If there's one thing the French love, it's empty slogans. The pleasant abstractions of their revolution's cri de coeur, "Liberté, Égalité, Fraternité," simply can't compete with our far more explicit "Give Me Liberty or Give Me Death!" Indeed, the apparent sentiment expressed in the lead-off track from Phoenix's Alphabetical is akin to Bernard Jaffe's "blanket" philosophy in I Heart Huckabees: "This is me, this is you, and over here, this is the Eiffel Tower, right, it's Paris!" But there's also a comfort in this all-is-one attitude, and when it's embedded in a playfully upbeat pop song, with a syncopated Spanish-guitar swagger reminiscent of Justin Timberlake's brilliant "Like I Love You," I am very much at peace.


5. Jon Brion, "Phone Call" (Hollywood)

Not technically a single, but still the prettiest one minute of music I heard all year.





4. Gwen Stefani, "What You Waiting For" (Interscope)

Gwen Stefani's solo debut single is a brash and bratty attack on fake Hollywood glitz, the possible irony being that she sounds no less sleazy than whatever phony glam-girls she aims to excoriate. The pounding beats and sizzling neon synths even recall another hi-gloss Los Angeles song from 2004: Felix Da Housecat's deliberately vapid "Everyone is Someone in L.A." But the song is also hella fun (and that's sorta the point). Check the B-52s swipe when Gwen chirps "oh, ah-oh." And then download the Jacques LuCont remix, which trades the original's cheerleader bop for an eight-minute-long wave of New Order electro-melancholy, culminating in a cool-down section that sounds exactly like the end of "Hyperballad." I'm in love with both.
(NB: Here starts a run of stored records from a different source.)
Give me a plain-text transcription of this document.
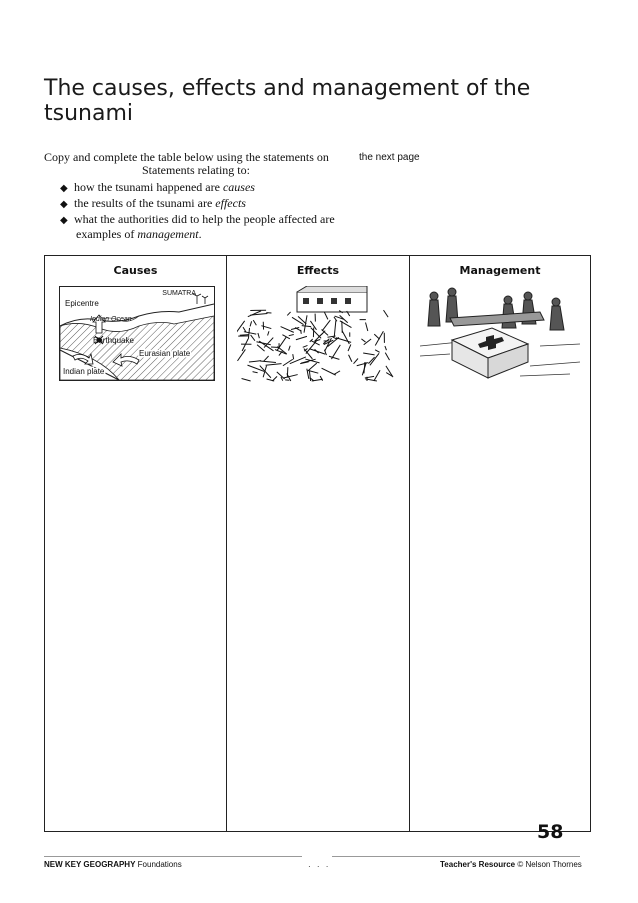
The causes, effects and management of the tsunami
Copy and complete the table below using the statements on	the next page
Statements relating to:
◆ how the tsunami happened are causes
◆ the results of the tsunami are effects
◆ what the authorities did to help the people affected are
examples of management.
Causes	Effects	Management
SUMATRA
Epicentre
Indian Ocean
Earthquake
Eurasian plate
Indian plate
58
· · ·
NEW KEY GEOGRAPHY Foundations	Teacher's Resource © Nelson Thornes
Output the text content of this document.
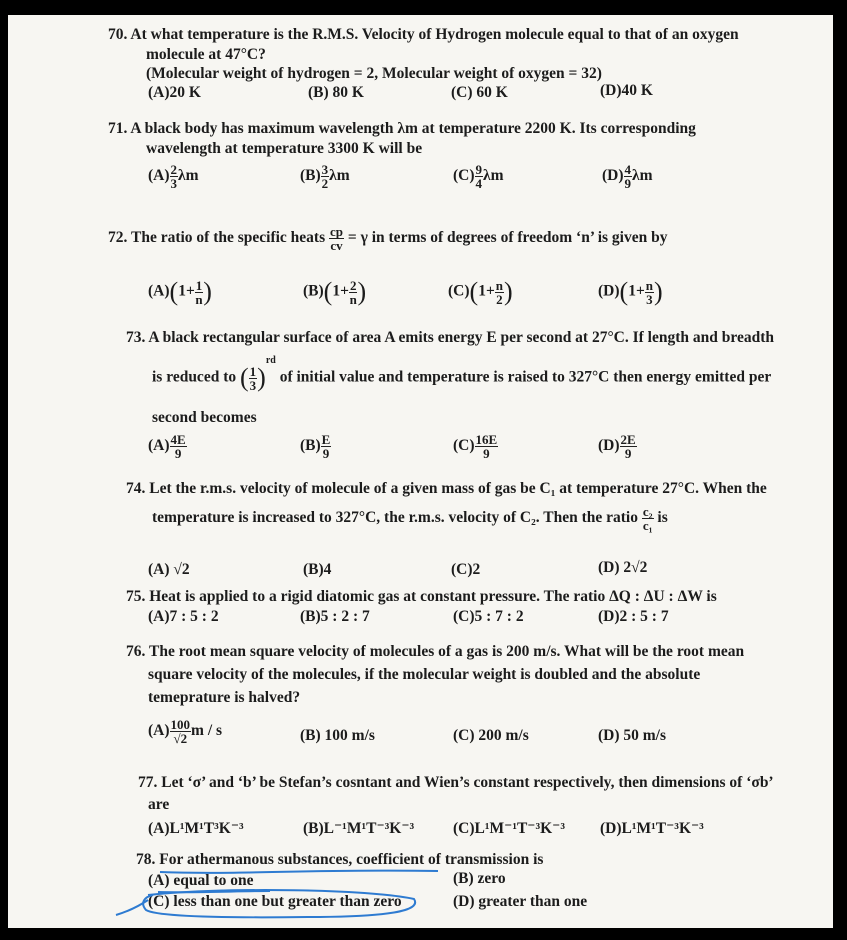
70. At what temperature is the R.M.S. Velocity of Hydrogen molecule equal to that of an oxygen
molecule at 47°C?
(Molecular weight of hydrogen = 2, Molecular weight of oxygen = 32)
(A)20 K	(B) 80 K	(C) 60 K	(D)40 K
71. A black body has maximum wavelength λm at temperature 2200 K. Its corresponding
wavelength at temperature 3300 K will be
$(A) \frac{2}{3}$ λm	$(B) \frac{3}{2}$ λm	$(C) \frac{9}{4}$ λm	$(D) \frac{4}{9}$ λm
72. The ratio of the specific heats $\frac{cp}{cv} = \gamma$ in terms of degrees of freedom ‘n’ is given by
$(A)(1+ \frac{1}{n}$ )	$(B)(1+ \frac{2}{n}$ )	$(C)(1+ \frac{n}{2}$ )	$(D)(1+ \frac{n}{3}$ )
73. A black rectangular surface of area A emits energy E per second at 27°C. If length and breadth
is reduced to ( $\frac{1}{3} )^{rd}$ of initial value and temperature is raised to 327°C then energy emitted per
second becomes
$(A) \frac{4E}{9}$	$(B) \frac{E}{9}$	$(C) \frac{16E}{9}$	$(D) \frac{2E}{9}$
74. Let the r.m.s. velocity of molecule of a given mass of gas be C₁ at temperature 27°C. When the
temperature is increased to 327°C, the r.m.s. velocity of C₂. Then the ratio $\frac{\text{c₂}}{\text{c₁}}$ is
(A) √2	(B)4	(C)2	(D) 2√2
75. Heat is applied to a rigid diatomic gas at constant pressure. The ratio ΔQ : ΔU : ΔW is
(A)7 : 5 : 2	(B)5 : 2 : 7	(C)5 : 7 : 2	(D)2 : 5 : 7
76. The root mean square velocity of molecules of a gas is 200 m/s. What will be the root mean
square velocity of the molecules, if the molecular weight is doubled and the absolute
temeprature is halved?
$(A) \frac{100}{√2}$ m / s	(B) 100 m/s	(C) 200 m/s	(D) 50 m/s
77. Let ‘σ’ and ‘b’ be Stefan’s cosntant and Wien’s constant respectively, then dimensions of ‘σb’
are
(A)L¹M¹T³K⁻³	(B)L⁻¹M¹T⁻³K⁻³	(C)L¹M⁻¹T⁻³K⁻³ (D)L¹M¹T⁻³K⁻³
78. For athermanous substances, coefficient of transmission is
(A) equal to one	(B) zero
(C) less than one but greater than zero	(D) greater than one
3. Kings of Convenience, "I'd Rather Dance With You" (Astralwerks)

Erlend Øye's foray into the DJ game had a lot of people wondering whether any of it would rub off onto the latest Kings of Convenience record. For the most part, it didn't, with the wonderful exception of this cut, an uptempo bossanova anchored by a rhythmic string quartet. The scene is a party or a club, and the woman that Øye's flirting with is presumably of the "fit but she's chatty" sort. The straightforward shut-up-and-dance strategy that our narrator adopts provides a nice counterpoint to the song's sophisticated pizzicato bounce. Apart from the lovely "Misread," no other track on the sorta-boring Riot On an Empty Street even matches its heights.


2. Annie, "Heartbeat" (679)

It's a little over three minutes, but Annie's bittersweet tribute to the thrills of new love always feels too short to me. But in a way, maybe that's appropriate for a song about something so ephemeral as a sudden flutter in the heart. From the moment we hear Annie's kittenish sing-song and pitter-patter, it's not long before the drums overwhelm her, thumping at a constant 128 BPM: nice trick. What infuses "Heartbeat" with such emotion, though, is that first phrase: "there was a time" -- as though her love is but a distant memory, only recollected through echoes of its physical sensations. Beautiful and heartbreaking.


1. Britney Spears, "Toxic" (Jive)

Twice in the last two months I have heard the opening strains of "Toxic" at a party and immediately jumped up and down, hooted, flailed my arms, put on a shrieking falsetto, twisted my hips, and just plain danced, bad ankles be damned. Last February, I described Britney's appealing role in the song as that of a "breathy machine, getting light-headed ... amidst swooping Bernard Herrmann strings and 007 stuttering twang-guitar." Later in the year, Local H's awesomely faithful crunch-rock cover only reinforced my belief that "Toxic" is a great composition, too. Though I first heard it in late 2003, no other single this year won me over so completely.